Aku permisi dari ruangan itu, membawa ponselku ke tempat yang kiranya lebih nyaman untuk bicara, Aku telah membuat kakakku cemas karena pergi semalam suntuk,
Aku tidak mau ia lebih cemas jika tahu aku berada di Night Club juga,
Aku bisa jujur padanya, walau tidak semua, kupikir cukup bijak,
Ini kan’ menyangkut urusanku.
Leo.
Nama itu muncul begitu saja di layar ponselku,
Lututku lemas seakan akan neraka dunia baru saja melewatiku,
Syukurlah, syukurlah bukan Dika…
Aku bersandar pada dinding, mencoba mencari keseimbangan, mengatur nafasku agar nada bicaraku kedengaran lebih wajar, perlahan mengangkat telepon.
“Hallo,”
Untuk beberapa saat Sunyi, lalu desah nafas berat diiringi suara yang serak-serak basah mengawali percakapan diantara kami.
“Hai,” Katanya mencoba agar kedengaran lebih tulus.
Aku menjawabnya dengan berdehem,
“Sudah bangun?” Tanyaku, “Cepat sekali,”
“Semabuk apapun, biasanya aku hanya tidur tiga jam sehari, itu sudah biasa,”
“Baguslah,” Komentarku seraya menambahkan, “Tidak ada yang ingin kau ucapkan padaku, Tuan pengacara?”
Leo terbatuk, Dari nada suaranya nyata sekali ia sedang bingung, tidak tahu harus bicara apa.
“Hn, Terima kasih karena kau sudah mengantarku ke rumah tadi malam, ngomong-ngomong, aku hanya penasaran kau pulang dengan Apa” ia memberikan penekanan pada kalimat terakhirnya.
Tentu saja dia harus berterima kasih karena aku sudah sangat repot membopongnya dan meletakkannya di sofa rumahnya, sampai tumit sepatuku hampir lepas,
“Sama-sama, Aku pulang setelah menelepon taksi,”
Apakah hanya perasaanku, atau aku memang mendengar desah nafas lega diseberang sana?
“Kau ada rencana hari ini?”
Aku tidak begitu menghiraukan pertanyaannya, banyak yang harus kukerjakan setelah aku mendapat banyak bahan renungan tadi malam,
Jadi kujawab seadanya.
“Sore ini aku ke kantor kakakku, Aku harus mengantar naskah kesana, Tabloid yang memuat Cerita bersambung karyaku terbit awal bulan nanti.”
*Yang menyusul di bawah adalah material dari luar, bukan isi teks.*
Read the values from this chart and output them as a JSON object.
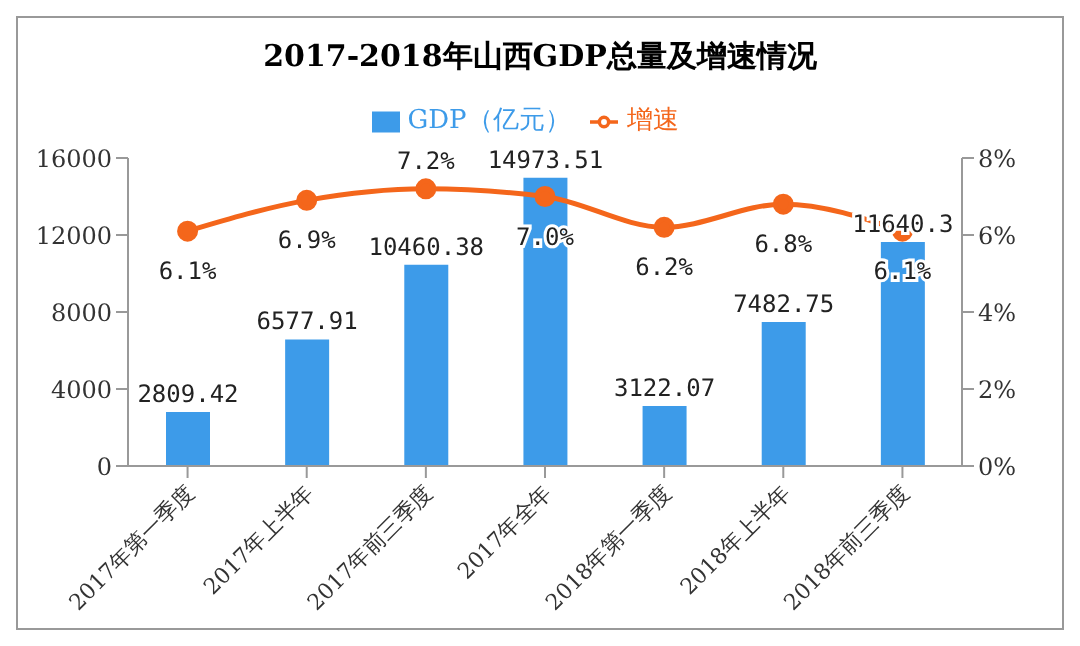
{
  "chart_data": {
    "type": "bar",
    "title": "2017-2018年山西GDP总量及增速情况",
    "categories": [
      "2017年第一季度",
      "2017年上半年",
      "2017年前三季度",
      "2017年全年",
      "2018年第一季度",
      "2018年上半年",
      "2018年前三季度"
    ],
    "series": [
      {
        "name": "GDP（亿元）",
        "color": "#3d9be9",
        "values": [
          2809.42,
          6577.91,
          10460.38,
          14973.51,
          3122.07,
          7482.75,
          11640.3
        ],
        "value_labels": [
          "2809.42",
          "6577.91",
          "10460.38",
          "14973.51",
          "3122.07",
          "7482.75",
          "11640.3"
        ]
      },
      {
        "name": "增速",
        "type": "line",
        "axis": "y2",
        "color": "#f4661b",
        "marker": "circle",
        "values": [
          6.1,
          6.9,
          7.2,
          7.0,
          6.2,
          6.8,
          6.1
        ],
        "value_labels": [
          "6.1%",
          "6.9%",
          "7.2%",
          "7.0%",
          "6.2%",
          "6.8%",
          "6.1%"
        ]
      }
    ],
    "ylim": [
      0,
      16000
    ],
    "yticks": [
      0,
      4000,
      8000,
      12000,
      16000
    ],
    "y2lim": [
      0,
      8
    ],
    "y2ticks": [
      {
        "value": 0,
        "label": "0%"
      },
      {
        "value": 2,
        "label": "2%"
      },
      {
        "value": 4,
        "label": "4%"
      },
      {
        "value": 6,
        "label": "6%"
      },
      {
        "value": 8,
        "label": "8%"
      }
    ],
    "grid": false,
    "legend": "top"
  }
}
Aku tidak mengerti mengapa bisa dengan mudah menceritakan kegiatan rutinku kepadanya,
“Artinya kau cukup sibuk juga, ya”
“Maksudnya?”
Aku bisa membayangkan wajah dinginnya yang tidak dapat melunak sedikitpun itu menatap bosan, seperti mau mati saja.
“Sudahlah, Sampai ketemu lagi” ujarnya mengakhiri pembicaraan.
“Ya.”
Aku masih memandangi layar ponselku bahkan meskipun telepon telah ditutup.
Memikirkan maksud ucapannya.
‘Sampai ketemu lagi’ Adalah ungkapan yang secara tidak langsung memiliki makna khusus.